Latest update April 18th, 2024 12:59 AM
Feb 09, 2012 Letters
Dear Editor,
I write regarding an article in yesterday’s edition of your newspaper entitled: “Top Cop Rape Allegation…Green Moves to the High Court to Block Rape Charge”. I was astounded when I read that the Commissioner of Police has moved to the High Court preemptively, to prevent the police from instituting charges against him on the advice of the Director of Public Prosecutions. I am confident that this must be the first such occurrence in the annals of legal practice in any jurisdiction, in any country, even the harshest of dictatorships. As a legal practitioner, I have never heard of such an occurrence and even more stunning, is that the Commissioner’s request was granted by the Court.
The DPP is mandated to exercise her discretion in deciding whether or not to recommend charges against an accused; it is an exercise of discretion that is in all societies of which I am aware, immune from preemptive legal challenge. If it were subject to preemptive legal challenge that would severely cripple the effective functioning of the Office of the Director of Public Prosecutions; it would in effect be “discretion subject to Court approval”.

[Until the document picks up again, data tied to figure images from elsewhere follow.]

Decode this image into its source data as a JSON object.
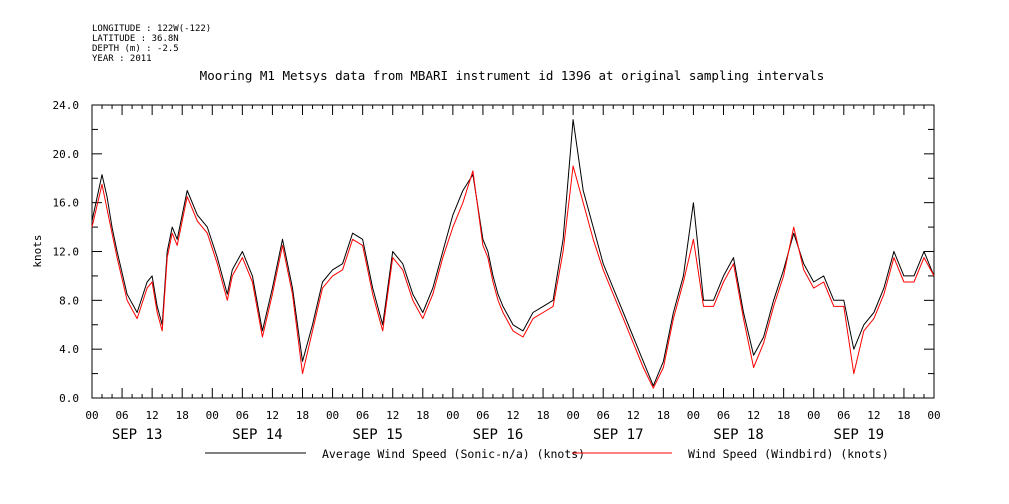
{
  "header": {
    "longitude": "LONGITUDE : 122W(-122)",
    "latitude": "LATITUDE : 36.8N",
    "depth": "DEPTH (m) : -2.5",
    "year": "YEAR : 2011"
  },
  "chart_data": {
    "type": "line",
    "title": "Mooring M1 Metsys data from MBARI instrument id 1396 at original sampling intervals",
    "xlabel": "",
    "ylabel": "knots",
    "ylim": [
      0,
      24
    ],
    "y_ticks": [
      "0.0",
      "4.0",
      "8.0",
      "12.0",
      "16.0",
      "20.0",
      "24.0"
    ],
    "x_hour_labels": [
      "00",
      "06",
      "12",
      "18",
      "00",
      "06",
      "12",
      "18",
      "00",
      "06",
      "12",
      "18",
      "00",
      "06",
      "12",
      "18",
      "00",
      "06",
      "12",
      "18",
      "00",
      "06",
      "12",
      "18",
      "00",
      "06",
      "12",
      "18",
      "00"
    ],
    "x_day_labels": [
      "SEP 13",
      "SEP 14",
      "SEP 15",
      "SEP 16",
      "SEP 17",
      "SEP 18",
      "SEP 19"
    ],
    "grid": false,
    "legend": "bottom",
    "x_units": "hours since 2011-09-13 00:00",
    "series": [
      {
        "name": "Average Wind Speed (Sonic-n/a) (knots)",
        "color": "#000000",
        "x": [
          0,
          2,
          3,
          4,
          5,
          7,
          9,
          11,
          12,
          13,
          14,
          15,
          16,
          17,
          19,
          21,
          23,
          25,
          27,
          28,
          30,
          32,
          34,
          36,
          38,
          40,
          42,
          44,
          46,
          48,
          50,
          52,
          54,
          56,
          58,
          60,
          62,
          64,
          66,
          68,
          70,
          72,
          74,
          76,
          78,
          79,
          80,
          81,
          82,
          84,
          86,
          88,
          90,
          92,
          94,
          96,
          98,
          100,
          102,
          104,
          106,
          108,
          110,
          112,
          114,
          116,
          118,
          120,
          122,
          124,
          126,
          128,
          130,
          132,
          134,
          136,
          138,
          140,
          142,
          144,
          146,
          148,
          150,
          152,
          154,
          156,
          158,
          160,
          162,
          164,
          166,
          168
        ],
        "y": [
          14.5,
          18.3,
          16.5,
          14,
          12,
          8.5,
          7,
          9.5,
          10,
          7.5,
          6,
          12,
          14,
          13,
          17,
          15,
          14,
          11.5,
          8.5,
          10.5,
          12,
          10,
          5.5,
          9,
          13,
          9,
          3,
          6,
          9.5,
          10.5,
          11,
          13.5,
          13,
          9,
          6,
          12,
          11,
          8.5,
          7,
          9,
          12,
          15,
          17,
          18.3,
          13,
          12,
          10,
          8.5,
          7.5,
          6,
          5.5,
          7,
          7.5,
          8,
          13,
          22.8,
          17,
          14,
          11,
          9,
          7,
          5,
          3,
          1,
          3,
          7,
          10,
          16,
          8,
          8,
          10,
          11.5,
          7,
          3.5,
          5,
          8,
          10.5,
          13.5,
          11,
          9.5,
          10,
          8,
          8,
          4,
          6,
          7,
          9,
          12,
          10,
          10,
          12,
          10
        ]
      },
      {
        "name": "Wind Speed (Windbird) (knots)",
        "color": "#ff0000",
        "x": [
          0,
          2,
          3,
          4,
          5,
          7,
          9,
          11,
          12,
          13,
          14,
          15,
          16,
          17,
          19,
          21,
          23,
          25,
          27,
          28,
          30,
          32,
          34,
          36,
          38,
          40,
          42,
          44,
          46,
          48,
          50,
          52,
          54,
          56,
          58,
          60,
          62,
          64,
          66,
          68,
          70,
          72,
          74,
          76,
          78,
          79,
          80,
          81,
          82,
          84,
          86,
          88,
          90,
          92,
          94,
          96,
          98,
          100,
          102,
          104,
          106,
          108,
          110,
          112,
          114,
          116,
          118,
          120,
          122,
          124,
          126,
          128,
          130,
          132,
          134,
          136,
          138,
          140,
          142,
          144,
          146,
          148,
          150,
          152,
          154,
          156,
          158,
          160,
          162,
          164,
          166,
          168
        ],
        "y": [
          14,
          17.5,
          15.5,
          13.5,
          11.5,
          8,
          6.5,
          9,
          9.5,
          7,
          5.5,
          11.5,
          13.5,
          12.5,
          16.5,
          14.5,
          13.5,
          11,
          8,
          10,
          11.5,
          9.5,
          5,
          8.5,
          12.5,
          8.5,
          2,
          5.5,
          9,
          10,
          10.5,
          13,
          12.5,
          8.5,
          5.5,
          11.5,
          10.5,
          8,
          6.5,
          8.5,
          11.5,
          14,
          16,
          18.6,
          12.5,
          11.5,
          9.5,
          8,
          7,
          5.5,
          5,
          6.5,
          7,
          7.5,
          12,
          19,
          16,
          13,
          10.5,
          8.5,
          6.5,
          4.5,
          2.5,
          0.8,
          2.5,
          6.5,
          9.5,
          13,
          7.5,
          7.5,
          9.5,
          11,
          6.5,
          2.5,
          4.5,
          7.5,
          10,
          14,
          10.5,
          9,
          9.5,
          7.5,
          7.5,
          2,
          5.5,
          6.5,
          8.5,
          11.5,
          9.5,
          9.5,
          11.5,
          10
        ]
      }
    ]
  }
}
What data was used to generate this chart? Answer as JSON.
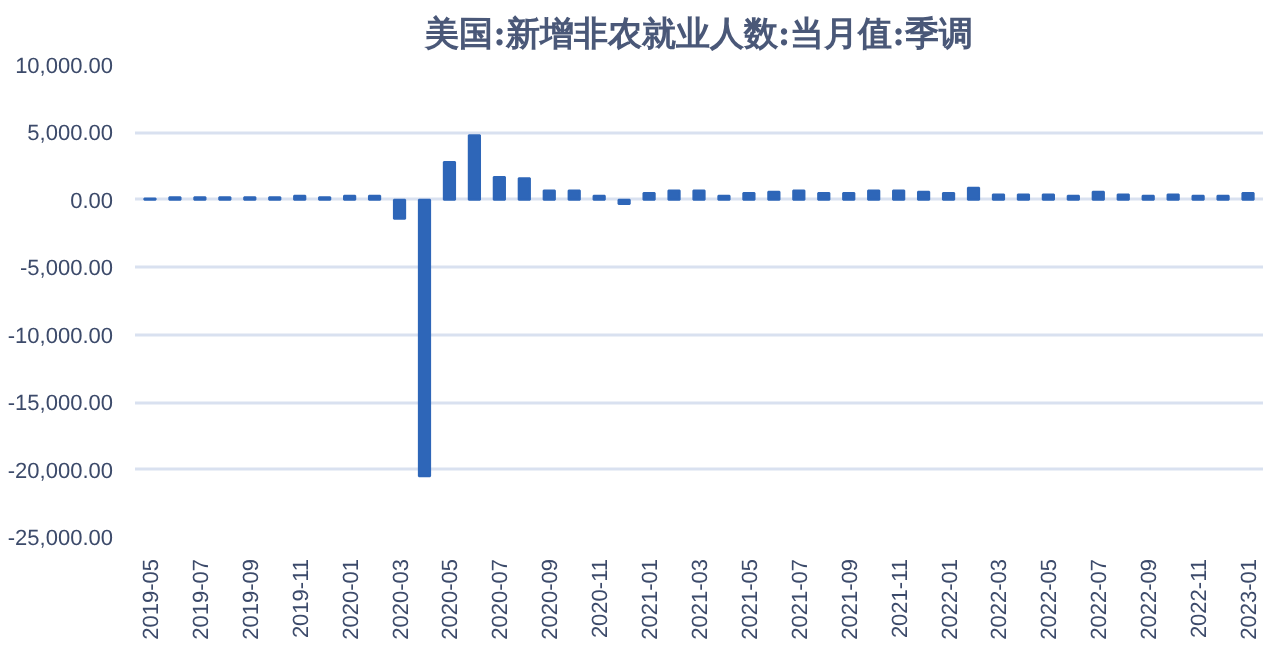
{
  "chart_data": {
    "type": "bar",
    "title": "美国:新增非农就业人数:当月值:季调",
    "categories": [
      "2019-05",
      null,
      "2019-07",
      null,
      "2019-09",
      null,
      "2019-11",
      null,
      "2020-01",
      null,
      "2020-03",
      null,
      "2020-05",
      null,
      "2020-07",
      null,
      "2020-09",
      null,
      "2020-11",
      null,
      "2021-01",
      null,
      "2021-03",
      null,
      "2021-05",
      null,
      "2021-07",
      null,
      "2021-09",
      null,
      "2021-11",
      null,
      "2022-01",
      null,
      "2022-03",
      null,
      "2022-05",
      null,
      "2022-07",
      null,
      "2022-09",
      null,
      "2022-11",
      null,
      "2023-01"
    ],
    "values": [
      100,
      200,
      200,
      200,
      200,
      200,
      300,
      200,
      300,
      300,
      -1400,
      -20500,
      2800,
      4800,
      1700,
      1600,
      700,
      700,
      300,
      -300,
      500,
      700,
      700,
      300,
      500,
      600,
      700,
      500,
      500,
      700,
      700,
      600,
      500,
      900,
      400,
      400,
      400,
      300,
      600,
      400,
      300,
      400,
      300,
      300,
      500
    ],
    "color": "#2e66b8",
    "ylim": [
      -25000,
      10000
    ],
    "yticks": [
      {
        "value": -25000,
        "label": "-25,000.00"
      },
      {
        "value": -20000,
        "label": "-20,000.00"
      },
      {
        "value": -15000,
        "label": "-15,000.00"
      },
      {
        "value": -10000,
        "label": "-10,000.00"
      },
      {
        "value": -5000,
        "label": "-5,000.00"
      },
      {
        "value": 0,
        "label": "0.00"
      },
      {
        "value": 5000,
        "label": "5,000.00"
      },
      {
        "value": 10000,
        "label": "10,000.00"
      }
    ],
    "grid": "y"
  }
}
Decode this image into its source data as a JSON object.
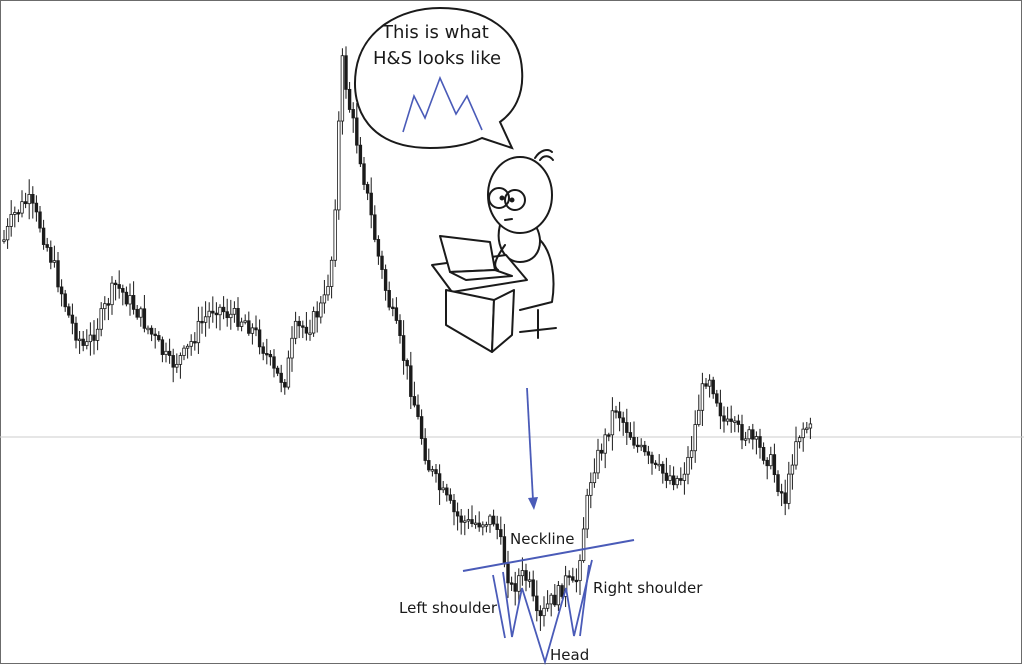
{
  "chart_data": {
    "type": "candlestick",
    "title": "",
    "xlabel": "",
    "ylabel": "",
    "grid": false,
    "reference_line": {
      "value": 437
    },
    "series": [
      {
        "name": "",
        "seed": 7,
        "waypoints": [
          [
            4,
            240
          ],
          [
            14,
            215
          ],
          [
            28,
            200
          ],
          [
            40,
            225
          ],
          [
            55,
            270
          ],
          [
            70,
            320
          ],
          [
            85,
            350
          ],
          [
            100,
            320
          ],
          [
            115,
            285
          ],
          [
            125,
            295
          ],
          [
            140,
            315
          ],
          [
            155,
            340
          ],
          [
            170,
            365
          ],
          [
            185,
            355
          ],
          [
            200,
            325
          ],
          [
            215,
            305
          ],
          [
            230,
            315
          ],
          [
            245,
            320
          ],
          [
            260,
            340
          ],
          [
            275,
            375
          ],
          [
            285,
            380
          ],
          [
            295,
            330
          ],
          [
            310,
            325
          ],
          [
            325,
            300
          ],
          [
            333,
            250
          ],
          [
            338,
            140
          ],
          [
            342,
            60
          ],
          [
            350,
            110
          ],
          [
            360,
            155
          ],
          [
            368,
            200
          ],
          [
            378,
            255
          ],
          [
            388,
            300
          ],
          [
            398,
            335
          ],
          [
            408,
            375
          ],
          [
            418,
            420
          ],
          [
            428,
            465
          ],
          [
            440,
            490
          ],
          [
            455,
            515
          ],
          [
            470,
            525
          ],
          [
            485,
            520
          ],
          [
            495,
            520
          ],
          [
            503,
            555
          ],
          [
            512,
            590
          ],
          [
            520,
            575
          ],
          [
            528,
            580
          ],
          [
            538,
            625
          ],
          [
            548,
            605
          ],
          [
            558,
            595
          ],
          [
            566,
            580
          ],
          [
            575,
            590
          ],
          [
            583,
            530
          ],
          [
            592,
            470
          ],
          [
            605,
            440
          ],
          [
            615,
            405
          ],
          [
            625,
            425
          ],
          [
            640,
            450
          ],
          [
            655,
            470
          ],
          [
            668,
            475
          ],
          [
            680,
            480
          ],
          [
            690,
            455
          ],
          [
            700,
            400
          ],
          [
            708,
            370
          ],
          [
            716,
            395
          ],
          [
            725,
            425
          ],
          [
            735,
            430
          ],
          [
            748,
            435
          ],
          [
            760,
            450
          ],
          [
            770,
            460
          ],
          [
            780,
            490
          ],
          [
            786,
            500
          ],
          [
            795,
            440
          ],
          [
            805,
            425
          ],
          [
            812,
            432
          ]
        ]
      }
    ],
    "annotations": {
      "bubble_line1": "This is what",
      "bubble_line2": "H&S looks like",
      "neckline": "Neckline",
      "left_shoulder": "Left shoulder",
      "right_shoulder": "Right shoulder",
      "head": "Head"
    },
    "colors": {
      "candles": "#1a1a1a",
      "pattern": "#4a5bb8",
      "reference_line": "#cccccc",
      "frame": "#6b6b6b"
    }
  }
}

The Commissioner in effect, is asking the Court to dictate when the State can or cannot institute charges against an accused. That is a first in the annals of legal practice. And under what section of the law was this deemed by the High Court to be an appropriate petition? The accused has a right, after charges are instituted, to contest those charges on whatever grounds he or she deems appropriate. The Commissioner is attempting to preempt the victim’s access to the courts, which is her constitutional right. He is asking the people of Guyana to accept his version of events, unchallenged by the adversarial process. Further, he has set out to damage the victim’s credibility in the court of public opinion. This is a travesty of justice and another one of those “only in Guyana occurrences”.
The people of Guyana and the Guyana Bar Association should stand up against this perverted attempt to corrupt the judicial process by the Commissioner of Police. He is not above the law.